Watt’s Confirmation Blocked In Senate; Reid Vows To Try Again

Senate Republicans on Thursday blocked the confirmation of Mel Watt as director of the Federal Housing Finance Agency (FHFA), thus delivering a blow to President Barack Obama's efforts to install his own nominee as regulator of government-sponsored enterprises (GSEs) Fannie Mae and Freddie Mac.

Following the 57-41 vote, Senate Majority Leader Harry Reid, D-Nev., vowed that he would try again to find the additional votes needed to get Watt into the seat now held by FHFA Acting Director Edward DeMarco – but as of Friday, it was unknown whether Watt would continue to seek the nomination.

Watt, a North Carolina Democrat, needed only seven Republican votes in order to get the 60 needed to win the confirmation. All but two Republicans voted down his confirmation.

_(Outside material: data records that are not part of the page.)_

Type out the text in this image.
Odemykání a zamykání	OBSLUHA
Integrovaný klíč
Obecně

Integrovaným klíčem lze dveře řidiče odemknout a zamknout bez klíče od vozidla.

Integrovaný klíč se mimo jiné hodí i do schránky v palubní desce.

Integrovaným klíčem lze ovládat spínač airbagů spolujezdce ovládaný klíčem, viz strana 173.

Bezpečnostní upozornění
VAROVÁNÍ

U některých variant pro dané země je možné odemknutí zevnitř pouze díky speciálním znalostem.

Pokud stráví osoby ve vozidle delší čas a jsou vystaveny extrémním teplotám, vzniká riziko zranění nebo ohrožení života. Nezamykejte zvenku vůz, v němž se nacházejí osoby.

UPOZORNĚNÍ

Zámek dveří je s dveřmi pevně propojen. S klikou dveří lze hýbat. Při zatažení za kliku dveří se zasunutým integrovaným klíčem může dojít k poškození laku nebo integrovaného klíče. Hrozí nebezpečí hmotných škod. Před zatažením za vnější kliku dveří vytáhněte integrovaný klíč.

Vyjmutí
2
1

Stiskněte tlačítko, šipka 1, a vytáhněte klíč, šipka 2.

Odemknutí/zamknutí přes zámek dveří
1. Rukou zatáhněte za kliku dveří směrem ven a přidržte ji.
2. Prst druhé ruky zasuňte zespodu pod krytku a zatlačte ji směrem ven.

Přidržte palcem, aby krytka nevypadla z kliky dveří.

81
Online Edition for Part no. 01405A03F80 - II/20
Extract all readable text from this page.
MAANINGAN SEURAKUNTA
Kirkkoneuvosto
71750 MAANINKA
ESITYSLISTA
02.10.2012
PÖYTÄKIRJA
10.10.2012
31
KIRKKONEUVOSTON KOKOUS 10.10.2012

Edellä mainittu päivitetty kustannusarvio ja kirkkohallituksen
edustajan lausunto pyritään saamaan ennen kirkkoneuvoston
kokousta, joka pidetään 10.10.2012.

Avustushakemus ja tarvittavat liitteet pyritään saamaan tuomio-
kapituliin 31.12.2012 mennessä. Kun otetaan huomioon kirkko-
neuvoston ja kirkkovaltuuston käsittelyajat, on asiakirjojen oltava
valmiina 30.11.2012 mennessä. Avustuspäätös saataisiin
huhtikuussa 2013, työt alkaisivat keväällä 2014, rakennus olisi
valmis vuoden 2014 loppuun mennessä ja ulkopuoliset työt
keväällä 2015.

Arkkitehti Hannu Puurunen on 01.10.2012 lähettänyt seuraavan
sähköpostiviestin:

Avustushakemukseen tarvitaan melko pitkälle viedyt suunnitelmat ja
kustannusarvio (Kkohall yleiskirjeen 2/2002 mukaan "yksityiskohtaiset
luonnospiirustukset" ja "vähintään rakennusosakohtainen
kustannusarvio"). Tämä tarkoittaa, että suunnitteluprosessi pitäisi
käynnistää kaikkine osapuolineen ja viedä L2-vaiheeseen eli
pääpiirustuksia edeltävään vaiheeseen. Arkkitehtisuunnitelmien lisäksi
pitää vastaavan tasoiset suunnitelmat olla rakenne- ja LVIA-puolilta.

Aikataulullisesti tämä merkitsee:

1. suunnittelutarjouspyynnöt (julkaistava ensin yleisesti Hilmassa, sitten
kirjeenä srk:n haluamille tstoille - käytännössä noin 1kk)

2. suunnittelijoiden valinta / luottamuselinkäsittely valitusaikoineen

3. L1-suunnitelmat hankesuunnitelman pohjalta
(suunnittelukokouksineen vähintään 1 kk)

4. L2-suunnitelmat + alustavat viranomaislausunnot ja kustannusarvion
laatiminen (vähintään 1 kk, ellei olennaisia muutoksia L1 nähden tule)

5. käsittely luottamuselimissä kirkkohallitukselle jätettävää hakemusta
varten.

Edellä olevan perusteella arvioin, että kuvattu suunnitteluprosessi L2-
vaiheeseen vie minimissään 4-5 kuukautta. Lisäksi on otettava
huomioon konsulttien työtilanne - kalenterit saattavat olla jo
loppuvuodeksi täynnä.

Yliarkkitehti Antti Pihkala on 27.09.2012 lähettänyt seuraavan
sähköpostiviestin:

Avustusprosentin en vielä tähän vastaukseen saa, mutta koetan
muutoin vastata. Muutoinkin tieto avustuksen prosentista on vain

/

Republicans had previously cited concerns over Watt's qualifications for the job, which is viewed as critical to the future housing finance reform, as it will likely include the development of a concrete plan to take the GSEs out of government conservatorship.

Democrats do have the option of bringing Watt's confirmation to the Senate floor again – however, the chances of it gaining support from additional Republicans seem remote.

In a press briefing following the vote, White House Press Secretary Jay Carney said the Obama administration is ‘absolutely not’ giving up on Watt's nomination.

Vice President Joe Biden, who attended the Senate vote, reportedly called the defeat a ‘gigantic disappointment.’

One of the main concerns among Republicans is Watt's inclination to support principal reductions for homeowners who are underwater on their agency-backed mortgages. Such a measure, they assert, could harm taxpayers who backstop the mortgage insurance provided through the Federal Housing Administration, as well as the investors who hold the mortgage bonds.

Investors that own mortgage-backed securities – many of them pension funds – in recent months have been urging their representatives in Washington to not go the mass-forgiveness route.

DeMarco, who is the Republicans' preferred choice to head the FHFA, has expressed opposition to the concept of offering forbearance to underwater homeowners.

Meanwhile, home prices have risen considerably in recent months, bringing many homeowners who were previously underwater on their mortgages into positive equity. As a result, the national foreclosure rate has dropped nearly 39% since September 2012.